The next morning, I would hurry down to my creation and keenly study the situation; looking for the subtle signs of a visit by the little spirits. I was never disappointed and always found  clues. Things would have changed ever so slightly: a twig had moved, petals were missing, a stone shifted for a secret ceremony, the bed of leaves showing signs that something small and beautiful had slept there… Yes, the fairies had been and I felt blessed, but I did not think that this little space in the backyard was an artwork, for such a concept was unknown to me; and besides, this was my private, secret thing. Ah yes, the perfect start to a life of creativity and believing in art.

But then I grew up and the fairies disappeared. The world filled up with wars and cars and art consciousness: installation art, body art, street art, environmental art, performance art, spacial practice, video art, protest and resistance art, feminist art and much more. Creativity surrounded me like advertising or traffic.

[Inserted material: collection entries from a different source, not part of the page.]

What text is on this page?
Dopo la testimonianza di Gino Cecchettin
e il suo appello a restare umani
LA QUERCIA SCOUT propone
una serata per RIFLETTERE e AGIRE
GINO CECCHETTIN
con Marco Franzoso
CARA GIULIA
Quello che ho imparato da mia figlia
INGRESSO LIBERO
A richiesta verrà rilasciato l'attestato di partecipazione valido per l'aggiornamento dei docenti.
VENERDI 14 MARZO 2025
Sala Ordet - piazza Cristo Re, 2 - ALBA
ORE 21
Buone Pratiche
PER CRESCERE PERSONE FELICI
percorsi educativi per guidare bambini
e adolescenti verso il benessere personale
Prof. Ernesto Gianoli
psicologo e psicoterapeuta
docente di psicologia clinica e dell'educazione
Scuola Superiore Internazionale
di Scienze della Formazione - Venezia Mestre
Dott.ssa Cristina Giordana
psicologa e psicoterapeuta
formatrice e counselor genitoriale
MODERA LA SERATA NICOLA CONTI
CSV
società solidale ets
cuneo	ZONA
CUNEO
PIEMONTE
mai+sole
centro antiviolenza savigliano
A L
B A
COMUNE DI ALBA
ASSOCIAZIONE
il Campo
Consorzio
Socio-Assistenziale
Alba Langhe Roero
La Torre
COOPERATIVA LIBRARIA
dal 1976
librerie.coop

Young artists and designers multiplied and poured from colleges where art practice and art theory were taught, along with an exclusive new intellectual art language to describe or obfuscate the  artist's work. Emerging artists became the bright new thing. Mostly they looked good and full of promise. Like mushrooms from the earth, like babies from the womb, they emerged into the excited arms of fashion and popular  culture. They were not the eccentric beatniks or murky bohemians of old; many were sharp and cool and carefully presented. Not only did their work express, it "engaged", it "explored", it "retrieved and investigated" , it "assembled and reclaimed notions of dialogue and identity as personal history intertwined with thought as conceptual narrative". They often made little sense to the curious onlooker, because both the works and the accompanying texts were frequently  brain-ridden, bamboozling and absurdly earnest – and the artworks were often joyless and boring. Many art critics and curators carried on in a similar manner and of course, all the fairies and pixies fled in dismay.

Years ago Barry Humphries warned that in Australia a person could be made to feel ashamed if they called themselves an artist. He was, of course, alerting us to the fact of aggressive philistinism. This was never an issue for me, but I must confess there have been moments in recent years when  I have felt a little queasy  about being labelled an artist because of the art clamour and the burgeoning  pomposity and gobbledygook that has overtaken the idea of creativity. To a large  measure, the world of art is deliberately inaccessible, incoherent and alienating  – and in that way, it can be repressive to the innocent creative spirit. It has considerably replaced enchantment  with slickness and gimmickry, and is inclined to forsake love or truth in favour of brute ambition.

Pixies and fairies may sound ridiculous to many, yet for me, the making of fairy gardens in childhood is a sublime metaphor about the making of art. It was an indelible, formative experience containing the essentials of the artistic impulse: love, innocence, sincerity, nature, devotion, offering, imagination, invention and a belief against all odds in an enchanted spiritual dimension that could be of crucial value to a sane society. It also suggests that the artist creates something ultimately nourishing, hospitable and kind that others may enter into.

But as I wander through the new world of art and graphic overload, as I recoil or brush against it – with all its competitions and awards, its scholarship, its tricks and techniques, the glamorous reputations and charisma; the art fame, art fashion, art envy and art greed – I grow wary and weary of this word "creativity" which is so emblazoned across modern consciousness.  Doesn't it depend on what is being created?

Art without love is pollution.

As much as I believed in fairies, I now believe that at this moment, the world needs kindness more than it needs creativity. Kindness is genius.